The Local Division of the High Court, Johannesburg recently considered the personal liability of business rescue practitioners and the costs associated with litigation where a practitioner is found not only to have acted grossly negligent in exercising his powers and functions but also considered acts or omissions not performed in good faith and the application of Section 140(3) (b) of the Companies Act 71 of 2008 in this regard.
The Local Division of the High Court Johannesburg was recently asked – in the matter of JE Kudumela & 2 Others v M Carmody & 2 Others (Case Nr 2022/17204) – to consider an application for leave to appeal instituted by a business rescue practitioner.
The Appeal was sought against a judgment in terms of which the business rescue practitioner was ordered to pay the costs of the application to remove him as a business rescue practitioner in his personal capacity.
During the application to remove the business rescue practitioner the Court also found that the practitioner failed to comply with his statutory obligations.
The Court further found that there was also a liquidation application which demonstrated that the business rescue would not be successful and as such the Court found that the company in question is to be placed in liquidation in lieu of business rescue and that the removal of the practitioner would no longer be necessitated.
The practitioner instructed his attorneys to initiate leave to appeal proceedings.

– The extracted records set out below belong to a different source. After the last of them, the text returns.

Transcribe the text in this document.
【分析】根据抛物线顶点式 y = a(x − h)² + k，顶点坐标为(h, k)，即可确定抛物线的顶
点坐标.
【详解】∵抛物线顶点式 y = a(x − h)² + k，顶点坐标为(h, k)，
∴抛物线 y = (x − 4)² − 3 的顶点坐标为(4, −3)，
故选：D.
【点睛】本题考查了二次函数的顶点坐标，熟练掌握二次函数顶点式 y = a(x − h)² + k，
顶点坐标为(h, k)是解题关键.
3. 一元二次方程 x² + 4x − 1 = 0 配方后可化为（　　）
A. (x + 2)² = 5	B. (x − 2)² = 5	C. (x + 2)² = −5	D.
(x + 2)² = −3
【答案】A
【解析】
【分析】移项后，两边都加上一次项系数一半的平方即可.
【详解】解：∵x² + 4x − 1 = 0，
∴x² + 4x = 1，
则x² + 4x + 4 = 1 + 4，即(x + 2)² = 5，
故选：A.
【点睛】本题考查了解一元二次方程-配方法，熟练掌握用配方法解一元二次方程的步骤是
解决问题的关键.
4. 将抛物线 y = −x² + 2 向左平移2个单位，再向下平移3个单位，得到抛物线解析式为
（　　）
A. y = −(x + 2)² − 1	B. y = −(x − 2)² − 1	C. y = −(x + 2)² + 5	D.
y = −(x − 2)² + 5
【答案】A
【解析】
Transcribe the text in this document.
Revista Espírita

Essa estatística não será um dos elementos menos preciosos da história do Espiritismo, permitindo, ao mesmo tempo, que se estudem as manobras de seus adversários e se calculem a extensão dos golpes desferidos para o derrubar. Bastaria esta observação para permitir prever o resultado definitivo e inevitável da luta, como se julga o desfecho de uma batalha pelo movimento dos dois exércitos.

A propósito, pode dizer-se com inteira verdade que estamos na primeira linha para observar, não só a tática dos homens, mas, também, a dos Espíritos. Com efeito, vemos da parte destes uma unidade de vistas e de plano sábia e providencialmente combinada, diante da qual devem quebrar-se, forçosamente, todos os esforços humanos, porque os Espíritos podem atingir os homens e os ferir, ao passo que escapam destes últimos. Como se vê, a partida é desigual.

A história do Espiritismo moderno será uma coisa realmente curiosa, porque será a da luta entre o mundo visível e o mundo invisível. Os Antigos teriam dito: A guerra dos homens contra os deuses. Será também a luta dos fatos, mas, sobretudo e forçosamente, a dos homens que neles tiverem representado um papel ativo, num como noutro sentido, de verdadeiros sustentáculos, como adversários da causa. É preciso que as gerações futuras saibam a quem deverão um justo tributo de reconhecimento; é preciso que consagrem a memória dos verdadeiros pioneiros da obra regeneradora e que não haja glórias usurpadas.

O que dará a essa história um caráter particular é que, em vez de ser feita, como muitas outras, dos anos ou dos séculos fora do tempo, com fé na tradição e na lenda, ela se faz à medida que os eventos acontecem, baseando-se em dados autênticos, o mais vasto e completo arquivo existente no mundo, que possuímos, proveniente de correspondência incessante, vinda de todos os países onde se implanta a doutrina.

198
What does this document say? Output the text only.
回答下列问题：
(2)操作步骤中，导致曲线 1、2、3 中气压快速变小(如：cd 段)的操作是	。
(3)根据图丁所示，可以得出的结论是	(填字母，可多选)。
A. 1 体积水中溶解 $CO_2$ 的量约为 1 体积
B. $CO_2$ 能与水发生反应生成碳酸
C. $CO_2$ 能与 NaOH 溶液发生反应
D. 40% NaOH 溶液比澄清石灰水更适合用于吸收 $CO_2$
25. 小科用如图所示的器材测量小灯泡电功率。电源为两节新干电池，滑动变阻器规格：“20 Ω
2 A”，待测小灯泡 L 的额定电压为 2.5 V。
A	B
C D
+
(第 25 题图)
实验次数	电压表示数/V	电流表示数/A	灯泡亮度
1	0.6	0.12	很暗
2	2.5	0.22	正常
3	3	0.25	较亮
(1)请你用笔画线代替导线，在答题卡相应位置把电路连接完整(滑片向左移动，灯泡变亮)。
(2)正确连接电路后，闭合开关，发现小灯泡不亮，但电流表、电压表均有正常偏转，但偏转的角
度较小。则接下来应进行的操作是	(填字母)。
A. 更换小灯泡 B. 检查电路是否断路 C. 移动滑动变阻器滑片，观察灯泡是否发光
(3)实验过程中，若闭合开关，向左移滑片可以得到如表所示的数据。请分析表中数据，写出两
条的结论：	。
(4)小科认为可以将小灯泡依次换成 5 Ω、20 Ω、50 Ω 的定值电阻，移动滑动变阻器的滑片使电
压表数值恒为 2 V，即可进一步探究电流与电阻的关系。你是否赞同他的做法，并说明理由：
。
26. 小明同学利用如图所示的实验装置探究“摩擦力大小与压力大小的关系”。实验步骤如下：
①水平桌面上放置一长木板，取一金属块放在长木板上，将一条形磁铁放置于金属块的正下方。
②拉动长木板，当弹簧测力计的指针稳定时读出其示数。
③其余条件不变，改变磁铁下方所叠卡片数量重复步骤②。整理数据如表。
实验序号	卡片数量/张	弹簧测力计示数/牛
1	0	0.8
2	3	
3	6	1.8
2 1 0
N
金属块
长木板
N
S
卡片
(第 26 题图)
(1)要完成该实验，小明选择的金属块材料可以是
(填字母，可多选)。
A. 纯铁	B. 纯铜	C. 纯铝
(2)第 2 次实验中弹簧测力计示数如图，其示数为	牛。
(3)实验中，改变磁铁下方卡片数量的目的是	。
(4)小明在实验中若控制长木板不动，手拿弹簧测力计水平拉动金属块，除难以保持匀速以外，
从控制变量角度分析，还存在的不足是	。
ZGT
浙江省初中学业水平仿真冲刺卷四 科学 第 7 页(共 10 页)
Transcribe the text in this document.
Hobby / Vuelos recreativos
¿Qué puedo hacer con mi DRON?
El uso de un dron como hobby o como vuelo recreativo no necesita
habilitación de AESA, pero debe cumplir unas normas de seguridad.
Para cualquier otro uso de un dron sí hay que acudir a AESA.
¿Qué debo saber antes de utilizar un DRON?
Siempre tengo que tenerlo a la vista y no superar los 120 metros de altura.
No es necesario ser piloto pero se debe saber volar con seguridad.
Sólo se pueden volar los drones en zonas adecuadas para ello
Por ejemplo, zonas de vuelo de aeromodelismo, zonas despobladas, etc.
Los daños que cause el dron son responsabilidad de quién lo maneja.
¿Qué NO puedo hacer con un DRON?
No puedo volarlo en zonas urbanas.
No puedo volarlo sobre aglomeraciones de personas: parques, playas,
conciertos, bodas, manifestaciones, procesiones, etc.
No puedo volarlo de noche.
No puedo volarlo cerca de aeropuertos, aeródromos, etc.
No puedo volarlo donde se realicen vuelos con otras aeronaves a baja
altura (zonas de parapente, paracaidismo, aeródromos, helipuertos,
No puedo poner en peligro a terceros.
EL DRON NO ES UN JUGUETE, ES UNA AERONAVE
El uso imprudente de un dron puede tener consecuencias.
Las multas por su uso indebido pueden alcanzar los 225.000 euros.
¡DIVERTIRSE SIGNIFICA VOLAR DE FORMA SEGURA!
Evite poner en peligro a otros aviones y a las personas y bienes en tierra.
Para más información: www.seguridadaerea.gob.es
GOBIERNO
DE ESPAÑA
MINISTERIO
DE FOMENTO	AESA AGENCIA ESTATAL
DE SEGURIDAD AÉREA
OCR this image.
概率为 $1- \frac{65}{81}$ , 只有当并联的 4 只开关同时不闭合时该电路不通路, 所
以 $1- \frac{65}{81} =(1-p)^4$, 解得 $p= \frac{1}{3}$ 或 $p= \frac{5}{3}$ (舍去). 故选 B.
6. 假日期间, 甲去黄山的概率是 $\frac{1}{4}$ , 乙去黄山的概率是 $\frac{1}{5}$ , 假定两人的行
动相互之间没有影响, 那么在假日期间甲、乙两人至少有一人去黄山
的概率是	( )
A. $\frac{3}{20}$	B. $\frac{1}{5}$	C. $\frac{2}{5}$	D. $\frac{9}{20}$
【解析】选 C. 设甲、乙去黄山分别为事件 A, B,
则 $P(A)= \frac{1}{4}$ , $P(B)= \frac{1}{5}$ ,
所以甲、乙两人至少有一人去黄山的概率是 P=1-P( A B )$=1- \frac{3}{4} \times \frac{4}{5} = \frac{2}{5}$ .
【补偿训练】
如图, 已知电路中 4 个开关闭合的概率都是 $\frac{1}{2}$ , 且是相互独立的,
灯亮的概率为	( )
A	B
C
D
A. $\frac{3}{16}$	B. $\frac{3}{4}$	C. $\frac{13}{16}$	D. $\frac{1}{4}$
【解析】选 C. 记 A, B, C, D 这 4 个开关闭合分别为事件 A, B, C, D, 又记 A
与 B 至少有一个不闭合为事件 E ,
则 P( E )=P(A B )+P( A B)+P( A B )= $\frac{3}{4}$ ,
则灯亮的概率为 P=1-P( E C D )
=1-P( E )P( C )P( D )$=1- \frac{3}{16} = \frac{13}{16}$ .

The Court however found that the application was drafted in a manner which bordered on being vexatious.
Yacoob J held that:
“An application for leave should be succinct, cogent, and void of all extraneous matter. It should demonstrate that a careful analysis of the judgment sought to be appealed has taken place. It should, like all pleadings, notices and other documents filed in legal proceedings, make logical, grammatical, and contextual sense. Argument should be left for the hearing or the heads of argument, if any”.
The Applicant submitted that the Court did not have the right to take into account the liquidation application in determining the removal application. The Court found that there was no merit in this submission and that there is sufficient authority for the proposition that two applications are so intertwined that the outcome of one can affect the other.
The Court further held that it did not rely on the liquidation application to find that the removal application should succeed but rather exercised its discretion in favour of the liquidation application rather than the continuation of the business rescue.
The Applicant also argued that the Court did not find that the business rescue practitioner was grossly negligent because the Court did not order the practitioner to pay back the fees he charged during the business rescue proceedings and thus that Section 140(3)(c) of the Companies Act 71 of 2008 (hereinafter referred to as “the Act”), precludes the Court from making a cost order against the practitioner in his personal capacity.
The Court held that it did not make a finding on whether the practitioner was grossly negligent and that an order for the repayment of the funds was irrelevant. The Court did however find that the practitioner’s conduct amounted to a dereliction of his duties.
In terms of Section 140(3)(c)(i) a practitioner may be held liable for an act or omission not conducted in good faith and in addition also be held liable in terms of Section 140(b) as read with Sections 75 to 77 of the Act.
The Court found that the practitioners’ actions fell foul of the provisions of Section 76(3)(b) and (c) and that Section 77(2) permitted the Court to hold him personally liable for the costs of the proceedings as he had been found to be in breach of his fiduciary duties.